Watyutink.com - Periode kedua pemerintahan Presiden Joko Widodo atau Jokowi akan diwarnai dengan perubahan nomenklatur kabinet. Ada kementerian yang akan dilebur, ada yang akan dihapuskan, dan ada yang baru dibentuk untuk disesuaikan dengan prioritas pembangunan dalam 5 tahun mendatang.
Rencana perubahan nomenklatur kabinet pernah disampaikan Jokowi pada pertengahan Agustus 2019. Ketiak itu dia menyebutkan sebagian peran Kementerian Perdagangan akan disatukan ke Kementerian Luar Negeri sehingga menjadi nomenklatur baru, yakni Kementerian Luar Negeri dan Perdagangan Internasional. Jokowi menyatakan Kementerian Luar Negeri dinilai tepat menangani bidang tersebut karena membawahkan duta besar RI di seluruh dunia.
Pembahasan nomenklatur kementerian disebut-sebut sudah final.
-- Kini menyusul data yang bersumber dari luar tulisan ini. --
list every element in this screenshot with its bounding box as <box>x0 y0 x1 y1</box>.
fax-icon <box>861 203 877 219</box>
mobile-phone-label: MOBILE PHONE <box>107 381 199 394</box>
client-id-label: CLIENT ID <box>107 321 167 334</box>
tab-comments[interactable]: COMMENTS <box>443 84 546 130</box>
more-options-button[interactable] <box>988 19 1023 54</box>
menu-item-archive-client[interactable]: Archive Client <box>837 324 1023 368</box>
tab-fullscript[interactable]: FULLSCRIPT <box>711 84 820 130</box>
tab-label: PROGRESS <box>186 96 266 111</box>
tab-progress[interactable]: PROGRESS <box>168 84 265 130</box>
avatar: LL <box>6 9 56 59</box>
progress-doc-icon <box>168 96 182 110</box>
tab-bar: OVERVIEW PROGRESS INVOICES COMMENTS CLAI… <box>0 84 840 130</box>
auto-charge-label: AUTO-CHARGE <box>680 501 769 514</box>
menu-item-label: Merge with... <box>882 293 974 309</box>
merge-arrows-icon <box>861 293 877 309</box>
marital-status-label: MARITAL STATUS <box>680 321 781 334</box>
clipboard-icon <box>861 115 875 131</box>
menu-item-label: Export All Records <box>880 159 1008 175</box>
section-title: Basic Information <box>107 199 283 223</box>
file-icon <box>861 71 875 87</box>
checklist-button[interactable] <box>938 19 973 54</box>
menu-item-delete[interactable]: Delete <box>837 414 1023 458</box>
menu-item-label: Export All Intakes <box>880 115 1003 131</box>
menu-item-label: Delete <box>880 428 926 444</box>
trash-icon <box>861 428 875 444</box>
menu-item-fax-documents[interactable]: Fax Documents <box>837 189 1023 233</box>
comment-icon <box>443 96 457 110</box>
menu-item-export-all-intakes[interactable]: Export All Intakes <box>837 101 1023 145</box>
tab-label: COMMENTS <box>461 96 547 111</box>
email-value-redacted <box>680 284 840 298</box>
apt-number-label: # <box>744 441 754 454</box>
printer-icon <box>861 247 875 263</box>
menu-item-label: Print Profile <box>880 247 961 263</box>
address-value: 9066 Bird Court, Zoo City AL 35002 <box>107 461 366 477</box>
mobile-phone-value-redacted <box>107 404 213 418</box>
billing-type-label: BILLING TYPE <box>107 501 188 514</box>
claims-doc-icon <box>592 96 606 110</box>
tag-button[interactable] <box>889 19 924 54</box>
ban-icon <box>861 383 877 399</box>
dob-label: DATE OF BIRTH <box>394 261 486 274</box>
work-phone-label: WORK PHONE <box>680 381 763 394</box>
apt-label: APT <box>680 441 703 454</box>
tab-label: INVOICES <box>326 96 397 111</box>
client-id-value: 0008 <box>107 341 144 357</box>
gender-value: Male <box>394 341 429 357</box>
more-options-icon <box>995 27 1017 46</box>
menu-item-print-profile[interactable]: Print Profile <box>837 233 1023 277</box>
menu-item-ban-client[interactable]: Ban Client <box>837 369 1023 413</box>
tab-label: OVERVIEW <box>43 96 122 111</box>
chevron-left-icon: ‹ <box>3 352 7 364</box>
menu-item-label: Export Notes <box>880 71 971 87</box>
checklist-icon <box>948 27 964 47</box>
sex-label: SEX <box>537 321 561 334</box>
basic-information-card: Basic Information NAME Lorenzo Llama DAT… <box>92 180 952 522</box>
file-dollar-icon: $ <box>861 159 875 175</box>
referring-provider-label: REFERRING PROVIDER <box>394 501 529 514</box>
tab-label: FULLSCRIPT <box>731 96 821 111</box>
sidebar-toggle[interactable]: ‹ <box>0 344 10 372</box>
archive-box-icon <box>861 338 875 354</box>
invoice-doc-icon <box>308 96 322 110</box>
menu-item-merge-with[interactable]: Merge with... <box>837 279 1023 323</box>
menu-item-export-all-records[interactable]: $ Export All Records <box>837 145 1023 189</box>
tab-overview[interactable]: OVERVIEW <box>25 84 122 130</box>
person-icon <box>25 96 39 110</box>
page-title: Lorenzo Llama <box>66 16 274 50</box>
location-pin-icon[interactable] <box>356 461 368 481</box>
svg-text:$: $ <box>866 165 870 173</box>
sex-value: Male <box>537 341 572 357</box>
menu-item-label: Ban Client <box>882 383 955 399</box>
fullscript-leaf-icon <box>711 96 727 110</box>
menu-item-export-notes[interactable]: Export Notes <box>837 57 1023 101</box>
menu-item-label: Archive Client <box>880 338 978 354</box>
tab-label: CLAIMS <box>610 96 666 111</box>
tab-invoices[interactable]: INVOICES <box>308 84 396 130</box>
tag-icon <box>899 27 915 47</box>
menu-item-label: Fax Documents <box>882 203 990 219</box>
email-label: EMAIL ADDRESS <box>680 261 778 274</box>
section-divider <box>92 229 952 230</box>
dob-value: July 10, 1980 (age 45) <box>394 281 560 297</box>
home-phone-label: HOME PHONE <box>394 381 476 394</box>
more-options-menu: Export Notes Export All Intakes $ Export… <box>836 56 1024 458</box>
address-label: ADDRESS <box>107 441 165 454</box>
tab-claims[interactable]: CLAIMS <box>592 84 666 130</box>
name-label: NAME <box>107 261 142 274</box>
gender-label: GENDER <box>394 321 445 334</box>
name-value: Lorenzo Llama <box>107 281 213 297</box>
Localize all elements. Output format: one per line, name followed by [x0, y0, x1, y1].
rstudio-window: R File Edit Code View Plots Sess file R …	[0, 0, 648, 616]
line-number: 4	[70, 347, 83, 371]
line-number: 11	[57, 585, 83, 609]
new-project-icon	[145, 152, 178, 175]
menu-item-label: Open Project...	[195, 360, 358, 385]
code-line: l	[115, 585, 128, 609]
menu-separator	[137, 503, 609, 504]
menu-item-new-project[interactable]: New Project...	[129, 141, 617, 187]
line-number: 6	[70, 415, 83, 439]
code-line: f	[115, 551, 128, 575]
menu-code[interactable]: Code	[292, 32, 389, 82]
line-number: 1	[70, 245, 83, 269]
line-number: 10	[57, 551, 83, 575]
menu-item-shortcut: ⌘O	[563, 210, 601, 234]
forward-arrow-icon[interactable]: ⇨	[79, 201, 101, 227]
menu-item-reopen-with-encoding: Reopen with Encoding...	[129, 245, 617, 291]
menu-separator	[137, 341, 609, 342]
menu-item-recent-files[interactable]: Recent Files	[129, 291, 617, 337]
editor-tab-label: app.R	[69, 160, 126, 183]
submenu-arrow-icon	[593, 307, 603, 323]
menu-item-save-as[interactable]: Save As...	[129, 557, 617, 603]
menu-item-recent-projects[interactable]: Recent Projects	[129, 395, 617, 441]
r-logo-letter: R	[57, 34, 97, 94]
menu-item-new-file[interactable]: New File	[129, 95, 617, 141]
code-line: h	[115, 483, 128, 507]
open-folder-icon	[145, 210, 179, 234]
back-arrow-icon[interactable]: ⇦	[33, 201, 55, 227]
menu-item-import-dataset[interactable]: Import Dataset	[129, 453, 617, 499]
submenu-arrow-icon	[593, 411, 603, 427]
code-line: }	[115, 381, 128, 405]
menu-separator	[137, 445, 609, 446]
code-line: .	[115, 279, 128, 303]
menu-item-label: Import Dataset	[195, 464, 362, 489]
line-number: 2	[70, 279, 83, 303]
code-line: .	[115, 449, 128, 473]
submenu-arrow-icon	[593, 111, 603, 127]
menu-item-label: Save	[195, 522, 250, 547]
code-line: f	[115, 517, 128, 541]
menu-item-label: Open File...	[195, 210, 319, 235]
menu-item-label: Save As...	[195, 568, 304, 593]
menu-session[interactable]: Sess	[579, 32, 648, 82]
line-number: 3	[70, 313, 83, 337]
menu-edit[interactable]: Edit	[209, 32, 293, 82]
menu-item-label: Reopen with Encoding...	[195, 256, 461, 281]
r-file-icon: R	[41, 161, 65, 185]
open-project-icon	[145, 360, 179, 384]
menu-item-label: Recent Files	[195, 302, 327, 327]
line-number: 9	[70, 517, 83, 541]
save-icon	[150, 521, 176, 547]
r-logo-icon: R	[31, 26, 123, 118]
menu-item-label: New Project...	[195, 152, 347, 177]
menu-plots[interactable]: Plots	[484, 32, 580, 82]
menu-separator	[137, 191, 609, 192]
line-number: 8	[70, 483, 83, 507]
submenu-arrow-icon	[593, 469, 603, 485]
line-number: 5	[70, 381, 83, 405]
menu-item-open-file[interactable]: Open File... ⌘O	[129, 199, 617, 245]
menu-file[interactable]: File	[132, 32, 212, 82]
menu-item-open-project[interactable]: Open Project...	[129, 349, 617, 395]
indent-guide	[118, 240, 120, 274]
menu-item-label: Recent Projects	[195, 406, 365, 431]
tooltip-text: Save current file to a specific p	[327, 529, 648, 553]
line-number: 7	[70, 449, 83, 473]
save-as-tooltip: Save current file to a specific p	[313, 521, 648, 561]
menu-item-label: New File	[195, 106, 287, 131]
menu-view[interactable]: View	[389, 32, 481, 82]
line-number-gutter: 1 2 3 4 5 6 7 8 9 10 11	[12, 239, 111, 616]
Selain pembentukan Kementerian Luar Negeri dan Perdagangan Internasional, akan ada perubahan pada Kementerian Pendidikan dan Kebudayaan, Kementerian Pariwisata, Kementerian Riset, Teknologi, dan Pendidikan Tinggi, serta Kementerian Sosial.
Perubahan nomenklatur kementerian tersebut disebut-sebut sesuai dengan visi Presiden Jokowi yang ingin meningkatkan kualitas sumber daya manusia agar lebih kompetitif, melanjutkan pembangunan infrastruktur yang menghubungkan pusat perekonomian daerah-daerah.
Selain itu, perubahan yang direncanakan Jokowi tersebut disebut-sebut juga sudah melalui pertimbangan yang matang. Presiden sudah berkonsultasi dengan berbagai pihak untuk menyusun nomenklatur yang baru.
Pemerintah mengklaim rencana perubahan nomenklatur tersebut sudah dipertimbangkan dengan matang. Apakah pertimbangan tersebut sudah mencakup potensi terhambatnya laju kinerja pemerintahan Jokowi?
Tidakkah tanpa perubahan nomenklatur, Jokowi bisa langsung tancap gas melanjutkan pencapaian dan kinerja pemerintahannya pada periode pertama? Mengapa harus ada perubahan nomenklatur jika ingin mempercepat proses pembangunan? Tidakkah perubahan nomenklatur akan menimbulkan masalah konsolidasi dan koordinasi antarkementerian dalam jangka pendek, paling tidak dalam 6 bulan pertama?
Perubahan nomenklatur akan dilakukan terhadap sedikitnya 23 kementerian dan lembaga. Selain itu, akan ada jabatan untuk wakil menteri di 11 kementerian. Perombakan tersebut juga akan diikuti oleh perubahan birokrasi secara besar-besaran.
Begitu banyak perubahan yang akan dilakukan. Apakah tidak sebaiknya Presiden Jokowi tetap berjalan dengan nomenklatur lama dengan mempertajam realisasi program dan kebijakan di tiap-tiap sektor? Perombakan besar-besaran nomenklatur kementerian ini bisa jadi mengundang kecurigaan bagi-bagi kekuasaan, atau memang itu alasan di balik sepak terjang Jokowi yang bikin gaduh ini?
Apa pendapat Anda? Watyutink?
Perubahan nomenklatur kementerian pernah dilakukan Presiden Joko Widodo pada periode pertama pemerintahannya antara lain Kementerian Pekerjaan Umum digabung dengan Kementerian Perumahan Rakyat menjadi Kementerian Pekerjaan Umum dan Perumahan Rakyat (PUPR). Namun aktivitasnya sempat stagnan karena ada perubahan nomenklatur. Perubahan ini membutuhkan waktu kira-kira 6 bulan.
Kalau sekarang dilakukan perubahan nomenklatur maka harus siap dalam 6 bulan ke depan pada kementerian yang mengalami perubahan harus melakukan konsolidasi. Kalau kita berharap ada percepatan pekerjaan mungkin tidak akan terjadi, berdasarkan pengalaman yang terjadi pada periode pertama pemerintahan Jokowi membutuhkan waktu agak lama sebelum mereka melakukan penyesuaian.
Penggabungan dan pemisahan kementerian tidak sekadar melibatkan nama kementerian, tetapi ada penempatan sumber daya manusia yang berubah di dalamnya, perubahan divisi, ditambah lagi masalah-masalah kecil menyangkut administrasi . Hal ini harus dipertimbangkan karena berpotensi memperlambat kerja kementerian yang berubah.